Helmut, quel prénom à la con
J’ai retrouvé notre table, heureusement vide, celle où nous avons l’habitude de nous asseoir. Deux âmes esseulées, heureuses de se retrouver aujourd’hui encore, autour d’un verre. Un café pour moi, un chocolat chaud pour elle, que l’on déguste à petites gorgées , que l’on fait durer le plus longtemps possible. Et tant pis si à la fin, c’est froid. Au fond de ma tasse, il me restera les quelques grains de sucre que j'attraperai avec mon doigt et porterai à mes lèvres pour les laisser fondre sur ma langue.
Je regarde ma montre. 18h15. Pourquoi suis-je étonné qu’Alice soit encore en retard ? Elle est toujours en retard. À croire qu’elle le fait exprès. Sa marque de fabrique me répète-t-elle pour me faire pester. Pas une fois, elle n’est arrivée à l’heure. Que va-t-elle inventer comme excuse cette fois-ci ? Encore une histoire avec Helmut, sûrement. Je n’ai jamais compris pourquoi elle l’avait appelé comme ça. Ça sort d’où Helmut ? Quel prénom à la con pour un chat. S’est-il encore échappé de son appartement ? Je n’en peux plus de ce gros débile. Il a un regard mauvais. Dès que je l’ai vu la première fois, je ne l’ai pas aimé. Lui non plus d’ailleurs. Je l’ai bien compris à la griffure qu’il m’a infligée en guise de bienvenue. Depuis, nous nous ignorons cordialement.

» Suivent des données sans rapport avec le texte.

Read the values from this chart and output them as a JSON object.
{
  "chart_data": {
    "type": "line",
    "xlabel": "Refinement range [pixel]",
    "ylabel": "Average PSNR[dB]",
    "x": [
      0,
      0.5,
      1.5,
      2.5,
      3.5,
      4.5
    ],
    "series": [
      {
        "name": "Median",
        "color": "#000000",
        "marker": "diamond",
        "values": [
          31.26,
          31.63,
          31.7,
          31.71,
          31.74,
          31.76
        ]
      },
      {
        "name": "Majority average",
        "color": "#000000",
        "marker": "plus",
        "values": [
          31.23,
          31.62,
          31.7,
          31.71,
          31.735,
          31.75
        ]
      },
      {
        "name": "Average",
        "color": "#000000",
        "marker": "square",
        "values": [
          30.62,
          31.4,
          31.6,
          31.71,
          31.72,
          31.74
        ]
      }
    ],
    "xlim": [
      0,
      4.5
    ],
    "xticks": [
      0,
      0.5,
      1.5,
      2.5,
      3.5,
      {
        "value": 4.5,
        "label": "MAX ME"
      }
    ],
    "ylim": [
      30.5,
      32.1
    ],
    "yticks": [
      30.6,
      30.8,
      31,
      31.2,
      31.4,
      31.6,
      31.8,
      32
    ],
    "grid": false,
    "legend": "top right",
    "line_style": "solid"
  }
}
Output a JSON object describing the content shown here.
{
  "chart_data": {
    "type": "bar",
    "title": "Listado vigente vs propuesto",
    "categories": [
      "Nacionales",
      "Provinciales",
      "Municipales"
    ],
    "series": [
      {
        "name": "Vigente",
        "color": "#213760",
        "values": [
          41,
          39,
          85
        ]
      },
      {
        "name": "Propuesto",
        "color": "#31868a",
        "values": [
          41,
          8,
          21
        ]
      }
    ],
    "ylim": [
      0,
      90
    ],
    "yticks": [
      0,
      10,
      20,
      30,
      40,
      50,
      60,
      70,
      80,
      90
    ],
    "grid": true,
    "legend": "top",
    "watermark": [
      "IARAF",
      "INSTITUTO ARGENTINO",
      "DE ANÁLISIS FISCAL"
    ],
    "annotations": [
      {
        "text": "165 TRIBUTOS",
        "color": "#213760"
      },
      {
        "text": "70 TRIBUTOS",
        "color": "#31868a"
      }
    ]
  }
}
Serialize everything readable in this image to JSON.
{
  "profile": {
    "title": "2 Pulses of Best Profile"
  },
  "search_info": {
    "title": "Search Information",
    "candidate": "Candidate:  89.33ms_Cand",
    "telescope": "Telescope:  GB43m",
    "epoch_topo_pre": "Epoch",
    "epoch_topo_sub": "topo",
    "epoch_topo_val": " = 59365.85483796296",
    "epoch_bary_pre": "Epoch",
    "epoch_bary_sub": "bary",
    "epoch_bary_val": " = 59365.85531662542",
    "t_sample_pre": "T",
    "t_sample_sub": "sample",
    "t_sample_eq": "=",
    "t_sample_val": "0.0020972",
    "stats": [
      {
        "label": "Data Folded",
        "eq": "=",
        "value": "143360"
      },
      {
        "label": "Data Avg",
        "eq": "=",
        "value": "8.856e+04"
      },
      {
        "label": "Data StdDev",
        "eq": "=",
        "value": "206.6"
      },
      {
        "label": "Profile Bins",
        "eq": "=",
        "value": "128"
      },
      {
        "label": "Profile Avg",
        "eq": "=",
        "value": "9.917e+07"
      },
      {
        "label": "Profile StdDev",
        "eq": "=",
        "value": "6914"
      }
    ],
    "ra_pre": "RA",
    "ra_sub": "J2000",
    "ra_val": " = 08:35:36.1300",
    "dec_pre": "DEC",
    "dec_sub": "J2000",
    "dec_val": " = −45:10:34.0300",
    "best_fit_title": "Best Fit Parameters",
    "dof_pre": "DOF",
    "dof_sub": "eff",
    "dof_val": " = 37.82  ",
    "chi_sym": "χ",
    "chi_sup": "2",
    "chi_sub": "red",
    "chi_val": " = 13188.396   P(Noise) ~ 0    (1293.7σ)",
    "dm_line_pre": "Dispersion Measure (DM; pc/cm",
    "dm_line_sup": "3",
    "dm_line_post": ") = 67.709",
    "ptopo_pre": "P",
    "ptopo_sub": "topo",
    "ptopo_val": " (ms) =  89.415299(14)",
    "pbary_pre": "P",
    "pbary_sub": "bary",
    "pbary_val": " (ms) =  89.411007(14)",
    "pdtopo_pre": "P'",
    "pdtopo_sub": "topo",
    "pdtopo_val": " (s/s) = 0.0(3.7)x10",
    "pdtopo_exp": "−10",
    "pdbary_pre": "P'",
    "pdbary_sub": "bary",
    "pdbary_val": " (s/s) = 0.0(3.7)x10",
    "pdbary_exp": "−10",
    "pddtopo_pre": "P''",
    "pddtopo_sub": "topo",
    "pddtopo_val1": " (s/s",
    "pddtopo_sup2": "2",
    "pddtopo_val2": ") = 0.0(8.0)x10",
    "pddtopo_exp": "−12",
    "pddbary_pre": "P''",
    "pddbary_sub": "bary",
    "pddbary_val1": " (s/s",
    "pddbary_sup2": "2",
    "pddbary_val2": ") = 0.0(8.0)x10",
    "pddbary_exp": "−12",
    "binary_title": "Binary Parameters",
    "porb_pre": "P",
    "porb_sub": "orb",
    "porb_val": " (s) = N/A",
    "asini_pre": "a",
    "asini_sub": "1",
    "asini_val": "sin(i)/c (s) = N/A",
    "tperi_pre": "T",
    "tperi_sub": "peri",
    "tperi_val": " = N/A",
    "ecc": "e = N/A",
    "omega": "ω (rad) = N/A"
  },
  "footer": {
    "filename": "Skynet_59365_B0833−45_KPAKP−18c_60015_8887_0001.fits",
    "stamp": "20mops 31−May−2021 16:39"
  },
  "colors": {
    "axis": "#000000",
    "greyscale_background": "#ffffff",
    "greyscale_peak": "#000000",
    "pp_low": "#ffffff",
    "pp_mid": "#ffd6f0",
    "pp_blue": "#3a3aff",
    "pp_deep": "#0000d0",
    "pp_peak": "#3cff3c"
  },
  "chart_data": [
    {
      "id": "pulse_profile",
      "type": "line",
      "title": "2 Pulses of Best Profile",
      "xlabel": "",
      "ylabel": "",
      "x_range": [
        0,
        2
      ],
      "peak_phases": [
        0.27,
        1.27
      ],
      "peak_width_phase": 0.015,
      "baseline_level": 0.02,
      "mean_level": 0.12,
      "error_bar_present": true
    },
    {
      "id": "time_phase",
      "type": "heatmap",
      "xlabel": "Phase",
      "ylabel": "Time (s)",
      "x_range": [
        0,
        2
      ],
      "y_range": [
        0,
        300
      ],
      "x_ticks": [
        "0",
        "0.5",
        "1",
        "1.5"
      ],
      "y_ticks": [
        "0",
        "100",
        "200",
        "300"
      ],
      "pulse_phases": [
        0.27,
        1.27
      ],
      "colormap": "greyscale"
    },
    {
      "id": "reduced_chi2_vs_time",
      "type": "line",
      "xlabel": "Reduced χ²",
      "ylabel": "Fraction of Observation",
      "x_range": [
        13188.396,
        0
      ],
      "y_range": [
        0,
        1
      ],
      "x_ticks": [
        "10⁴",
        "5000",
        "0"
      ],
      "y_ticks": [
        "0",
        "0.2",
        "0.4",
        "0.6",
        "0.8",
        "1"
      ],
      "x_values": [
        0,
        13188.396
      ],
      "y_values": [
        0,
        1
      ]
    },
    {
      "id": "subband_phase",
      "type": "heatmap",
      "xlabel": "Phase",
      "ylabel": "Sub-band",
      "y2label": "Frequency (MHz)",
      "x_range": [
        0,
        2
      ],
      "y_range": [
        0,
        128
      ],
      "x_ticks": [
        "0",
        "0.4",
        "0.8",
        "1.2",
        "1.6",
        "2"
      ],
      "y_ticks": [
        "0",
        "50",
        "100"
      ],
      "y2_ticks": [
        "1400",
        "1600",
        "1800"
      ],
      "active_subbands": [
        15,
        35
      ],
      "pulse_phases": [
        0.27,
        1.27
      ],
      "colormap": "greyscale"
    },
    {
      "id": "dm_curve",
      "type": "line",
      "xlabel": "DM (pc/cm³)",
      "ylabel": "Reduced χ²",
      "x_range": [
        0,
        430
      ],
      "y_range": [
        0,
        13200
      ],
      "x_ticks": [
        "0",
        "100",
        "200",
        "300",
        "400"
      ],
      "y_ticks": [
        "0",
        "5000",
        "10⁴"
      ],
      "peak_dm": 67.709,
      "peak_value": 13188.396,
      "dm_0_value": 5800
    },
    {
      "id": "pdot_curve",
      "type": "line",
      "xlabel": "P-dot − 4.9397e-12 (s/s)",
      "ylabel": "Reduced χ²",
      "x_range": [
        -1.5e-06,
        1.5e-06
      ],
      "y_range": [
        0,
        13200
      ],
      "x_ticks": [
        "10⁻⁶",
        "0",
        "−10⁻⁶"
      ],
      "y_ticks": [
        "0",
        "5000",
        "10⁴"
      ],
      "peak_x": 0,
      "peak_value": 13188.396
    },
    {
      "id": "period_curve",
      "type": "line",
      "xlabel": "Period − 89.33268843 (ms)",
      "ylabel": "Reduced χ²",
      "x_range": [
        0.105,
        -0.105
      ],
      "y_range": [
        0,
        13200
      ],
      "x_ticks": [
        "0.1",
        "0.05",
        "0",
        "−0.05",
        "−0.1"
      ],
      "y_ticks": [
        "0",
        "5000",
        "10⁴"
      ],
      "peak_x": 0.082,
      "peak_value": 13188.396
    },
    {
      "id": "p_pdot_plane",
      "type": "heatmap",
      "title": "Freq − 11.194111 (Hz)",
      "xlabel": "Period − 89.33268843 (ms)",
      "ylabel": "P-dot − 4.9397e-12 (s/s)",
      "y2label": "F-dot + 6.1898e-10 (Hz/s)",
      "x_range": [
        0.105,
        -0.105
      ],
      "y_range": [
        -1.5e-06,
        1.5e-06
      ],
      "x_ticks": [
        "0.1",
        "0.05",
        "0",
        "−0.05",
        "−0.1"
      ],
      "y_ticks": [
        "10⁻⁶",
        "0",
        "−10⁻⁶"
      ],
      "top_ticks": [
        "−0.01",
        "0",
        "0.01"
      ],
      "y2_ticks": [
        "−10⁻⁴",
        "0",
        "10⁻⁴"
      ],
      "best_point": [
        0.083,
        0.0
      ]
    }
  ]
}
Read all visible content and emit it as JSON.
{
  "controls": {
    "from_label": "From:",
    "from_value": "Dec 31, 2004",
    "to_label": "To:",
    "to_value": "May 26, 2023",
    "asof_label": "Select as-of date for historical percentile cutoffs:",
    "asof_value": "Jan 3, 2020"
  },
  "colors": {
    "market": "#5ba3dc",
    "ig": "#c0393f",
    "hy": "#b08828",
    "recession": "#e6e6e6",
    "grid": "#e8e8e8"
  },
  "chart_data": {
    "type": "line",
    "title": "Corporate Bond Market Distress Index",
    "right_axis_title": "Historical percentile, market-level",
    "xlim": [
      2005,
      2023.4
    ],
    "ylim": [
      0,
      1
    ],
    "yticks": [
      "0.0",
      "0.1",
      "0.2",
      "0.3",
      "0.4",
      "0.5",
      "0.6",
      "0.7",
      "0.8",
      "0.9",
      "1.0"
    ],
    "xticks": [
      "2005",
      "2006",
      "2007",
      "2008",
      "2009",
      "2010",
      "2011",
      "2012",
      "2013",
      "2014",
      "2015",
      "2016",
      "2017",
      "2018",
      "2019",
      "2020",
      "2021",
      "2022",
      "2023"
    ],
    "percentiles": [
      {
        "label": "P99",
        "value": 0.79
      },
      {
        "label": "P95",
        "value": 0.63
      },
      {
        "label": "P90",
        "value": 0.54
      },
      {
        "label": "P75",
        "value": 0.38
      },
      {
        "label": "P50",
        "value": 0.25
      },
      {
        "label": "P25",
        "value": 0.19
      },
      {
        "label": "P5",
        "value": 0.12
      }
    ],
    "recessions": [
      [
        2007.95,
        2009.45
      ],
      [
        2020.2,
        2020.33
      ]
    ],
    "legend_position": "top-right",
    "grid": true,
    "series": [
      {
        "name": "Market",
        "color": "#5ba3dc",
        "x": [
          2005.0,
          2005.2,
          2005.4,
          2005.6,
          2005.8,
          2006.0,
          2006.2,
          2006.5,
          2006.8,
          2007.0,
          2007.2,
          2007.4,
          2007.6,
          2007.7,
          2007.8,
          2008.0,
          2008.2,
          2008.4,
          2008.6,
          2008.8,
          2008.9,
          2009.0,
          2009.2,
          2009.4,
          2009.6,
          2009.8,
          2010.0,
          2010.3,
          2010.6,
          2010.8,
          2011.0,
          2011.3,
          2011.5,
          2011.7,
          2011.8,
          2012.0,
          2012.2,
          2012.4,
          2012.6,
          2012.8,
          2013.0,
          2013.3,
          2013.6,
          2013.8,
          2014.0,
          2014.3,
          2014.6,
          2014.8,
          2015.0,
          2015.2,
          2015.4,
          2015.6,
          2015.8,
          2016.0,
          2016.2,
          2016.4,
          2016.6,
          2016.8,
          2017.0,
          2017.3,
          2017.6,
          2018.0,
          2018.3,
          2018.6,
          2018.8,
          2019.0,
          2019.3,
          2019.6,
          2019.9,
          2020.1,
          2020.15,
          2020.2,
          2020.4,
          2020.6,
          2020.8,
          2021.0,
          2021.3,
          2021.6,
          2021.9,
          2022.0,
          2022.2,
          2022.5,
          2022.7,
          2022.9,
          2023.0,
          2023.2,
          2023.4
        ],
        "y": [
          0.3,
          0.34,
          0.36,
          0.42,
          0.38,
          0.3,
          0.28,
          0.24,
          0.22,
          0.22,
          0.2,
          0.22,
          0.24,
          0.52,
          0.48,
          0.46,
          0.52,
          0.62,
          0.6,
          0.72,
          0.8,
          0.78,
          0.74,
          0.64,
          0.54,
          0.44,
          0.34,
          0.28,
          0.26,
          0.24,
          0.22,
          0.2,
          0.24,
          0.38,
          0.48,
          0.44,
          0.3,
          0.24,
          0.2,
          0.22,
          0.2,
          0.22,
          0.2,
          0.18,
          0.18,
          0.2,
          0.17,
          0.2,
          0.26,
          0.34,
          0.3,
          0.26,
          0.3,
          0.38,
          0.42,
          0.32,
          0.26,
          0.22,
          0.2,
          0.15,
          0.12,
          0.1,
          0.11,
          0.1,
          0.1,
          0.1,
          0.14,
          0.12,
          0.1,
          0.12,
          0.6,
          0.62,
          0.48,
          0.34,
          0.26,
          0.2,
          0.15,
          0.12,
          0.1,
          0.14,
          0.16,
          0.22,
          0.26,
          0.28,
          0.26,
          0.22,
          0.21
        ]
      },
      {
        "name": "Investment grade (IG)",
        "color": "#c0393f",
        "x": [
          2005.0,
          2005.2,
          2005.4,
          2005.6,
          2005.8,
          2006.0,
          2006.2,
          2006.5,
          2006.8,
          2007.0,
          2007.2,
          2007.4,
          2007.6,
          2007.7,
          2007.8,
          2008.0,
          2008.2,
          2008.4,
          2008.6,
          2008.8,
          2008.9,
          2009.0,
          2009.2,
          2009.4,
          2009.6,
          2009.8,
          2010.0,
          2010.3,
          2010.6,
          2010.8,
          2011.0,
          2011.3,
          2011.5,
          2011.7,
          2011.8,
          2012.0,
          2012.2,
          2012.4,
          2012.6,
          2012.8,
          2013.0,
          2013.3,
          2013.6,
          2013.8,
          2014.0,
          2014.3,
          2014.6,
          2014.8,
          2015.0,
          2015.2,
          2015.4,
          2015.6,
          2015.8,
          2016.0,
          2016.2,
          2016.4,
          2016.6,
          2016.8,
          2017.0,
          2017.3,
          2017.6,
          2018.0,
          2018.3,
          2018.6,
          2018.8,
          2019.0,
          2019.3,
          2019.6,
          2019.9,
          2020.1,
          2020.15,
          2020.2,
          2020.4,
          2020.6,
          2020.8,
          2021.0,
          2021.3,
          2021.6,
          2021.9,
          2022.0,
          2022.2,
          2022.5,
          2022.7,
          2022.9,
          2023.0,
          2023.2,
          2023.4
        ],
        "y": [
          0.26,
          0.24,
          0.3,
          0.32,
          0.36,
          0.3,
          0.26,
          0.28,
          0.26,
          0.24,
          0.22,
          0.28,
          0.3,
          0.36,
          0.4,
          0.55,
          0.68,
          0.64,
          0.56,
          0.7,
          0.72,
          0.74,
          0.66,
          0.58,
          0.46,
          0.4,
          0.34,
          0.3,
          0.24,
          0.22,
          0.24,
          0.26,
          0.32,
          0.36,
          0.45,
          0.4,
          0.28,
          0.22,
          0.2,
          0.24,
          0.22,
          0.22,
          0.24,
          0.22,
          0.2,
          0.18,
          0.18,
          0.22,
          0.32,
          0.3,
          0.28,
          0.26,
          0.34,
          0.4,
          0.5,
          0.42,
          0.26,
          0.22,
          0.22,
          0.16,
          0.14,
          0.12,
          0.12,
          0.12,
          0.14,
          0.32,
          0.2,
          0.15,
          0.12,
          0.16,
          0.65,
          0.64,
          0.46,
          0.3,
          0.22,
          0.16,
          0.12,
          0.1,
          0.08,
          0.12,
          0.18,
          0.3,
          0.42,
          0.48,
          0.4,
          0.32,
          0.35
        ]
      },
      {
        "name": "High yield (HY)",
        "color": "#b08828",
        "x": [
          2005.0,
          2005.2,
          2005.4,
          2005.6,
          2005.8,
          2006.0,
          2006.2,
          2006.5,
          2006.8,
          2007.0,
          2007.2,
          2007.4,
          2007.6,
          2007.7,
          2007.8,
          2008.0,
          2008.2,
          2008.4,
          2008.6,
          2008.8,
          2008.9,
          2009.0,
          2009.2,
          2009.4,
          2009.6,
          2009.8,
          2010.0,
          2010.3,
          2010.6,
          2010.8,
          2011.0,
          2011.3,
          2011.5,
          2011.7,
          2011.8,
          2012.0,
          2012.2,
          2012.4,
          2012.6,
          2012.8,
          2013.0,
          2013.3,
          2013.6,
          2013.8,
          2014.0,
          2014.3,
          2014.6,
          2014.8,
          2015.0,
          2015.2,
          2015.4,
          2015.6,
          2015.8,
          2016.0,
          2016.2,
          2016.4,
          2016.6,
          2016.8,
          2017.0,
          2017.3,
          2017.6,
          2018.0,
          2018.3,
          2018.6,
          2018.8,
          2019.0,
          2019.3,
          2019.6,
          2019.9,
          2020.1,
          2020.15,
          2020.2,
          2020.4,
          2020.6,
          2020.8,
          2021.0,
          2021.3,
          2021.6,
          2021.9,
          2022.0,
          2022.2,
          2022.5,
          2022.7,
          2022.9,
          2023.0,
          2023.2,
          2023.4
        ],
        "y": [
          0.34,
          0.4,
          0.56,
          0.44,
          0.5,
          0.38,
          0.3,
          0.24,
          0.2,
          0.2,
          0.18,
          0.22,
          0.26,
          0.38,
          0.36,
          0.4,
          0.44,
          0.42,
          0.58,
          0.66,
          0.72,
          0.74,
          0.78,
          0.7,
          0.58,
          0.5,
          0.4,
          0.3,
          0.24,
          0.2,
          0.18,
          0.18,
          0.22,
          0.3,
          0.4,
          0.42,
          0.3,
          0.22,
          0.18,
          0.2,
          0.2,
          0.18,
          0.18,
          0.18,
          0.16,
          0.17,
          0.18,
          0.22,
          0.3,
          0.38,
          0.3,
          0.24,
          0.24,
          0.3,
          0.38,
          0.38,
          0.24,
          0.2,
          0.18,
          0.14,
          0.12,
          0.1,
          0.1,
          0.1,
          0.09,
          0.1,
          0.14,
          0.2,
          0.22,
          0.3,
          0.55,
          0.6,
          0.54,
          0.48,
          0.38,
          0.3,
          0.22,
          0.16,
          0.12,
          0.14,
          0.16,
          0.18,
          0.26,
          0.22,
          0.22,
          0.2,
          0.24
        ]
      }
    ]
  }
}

Ah, enfin ! Je la vois par la fenêtre qui arrive en me faisant de grands signes. Elle me sourit d’un air désolé , en rentrant précipitamment dans le café pour éviter de se faire mouiller davantage. Il a plu toute la journée, et ça fait trois jours que ça dure. Et dire que la semaine dernière, il faisait une chaleur à crever. L’été semblait ne pas avoir dit son dernier mot. Mais septembre est bien là. Une rentrée sous la pluie. Histoire d’enfoncer définitivement notre moral au fond de nos chaussettes. La perspective de retourner sur les bancs de la faculté ne nous enchante guère. Deuxième année de lettres classiques. On se demande tous les deux ce que nous foutons là. Nous suivons le mouvement, comme des moutons bien dociles. Nos parents ont l’air contents pour nous. Alors, nous jouons la comédie (pour ça aussi). Histoire de les rassurer, sans leur dire que non, au grand jamais, nous ne serons, comme eux, de futurs professeurs aigris à passer notre vie à corriger des copies d’élèves incultes. Nous avons plutôt envie de…Rien à vrai dire. C’est bien ça le problème. Impossible de nous projeter dans l’avenir. De savoir ce qui nous plaît vraiment. Nous avons la tête ailleurs, moi dans les étoiles et Alice à mes côtés. À la recherche de notre étoile brillante. Celle qui viendrait frapper à la porte de notre cœur. Avec tous ces milliers d’étoiles dans le ciel, il y en a bien une pour chacun de nous ! Je n’en demande pas une grande. Une toute petite. Même pas, une poussière. Un truc microscopique. Allez s’il vous plaît mon Dieu, ayez pitié de moi. Faites un effort, pour une fois ! Mais qu’est-ce que je raconte au juste ? Décidément, ça ne va pas mieux dans ma tête.
— Allô Julien, ici la Terre, vous me recevez ? Vous avez une fois de plus la tête dans les étoiles, on dirait !
Je lui souris.
— Oui, je vous reçois cinq sur cinq. Et je vous signale que vous avez un quart d’heure de retard, jeune demoiselle. Au rapport, et plus vite que ça !
Alice s'assoit maladroitement en face de moi sans quitter son manteau et manque de renverser la table ronde qui nous sépare.
— Attention enfin ! Heureusement que je n’ai pas commandé, tu aurais tout renversé !
— Oh, arrête de râler. Tu as bien fait de ne rien prendre, car on se tire.
— Comment ça, on se tire ?
— On se lève et on s’en va.
— Pour aller où ?
— Surprise.
Je fais la moue. Vu ses yeux pétillants, je sens le truc louche arriver gros comme un camion.
— Fais pas cette tête. Tu me remercieras. Promis.
Elle se lève et m’attrape la main. Je résiste quelques secondes, histoire de, et décide de me laisser faire. Comme d’habitude. De toute façon, ce n’est pas comme si je pouvais lui refuser quoi que ce soit. On ne refuse rien à sa meilleure amie.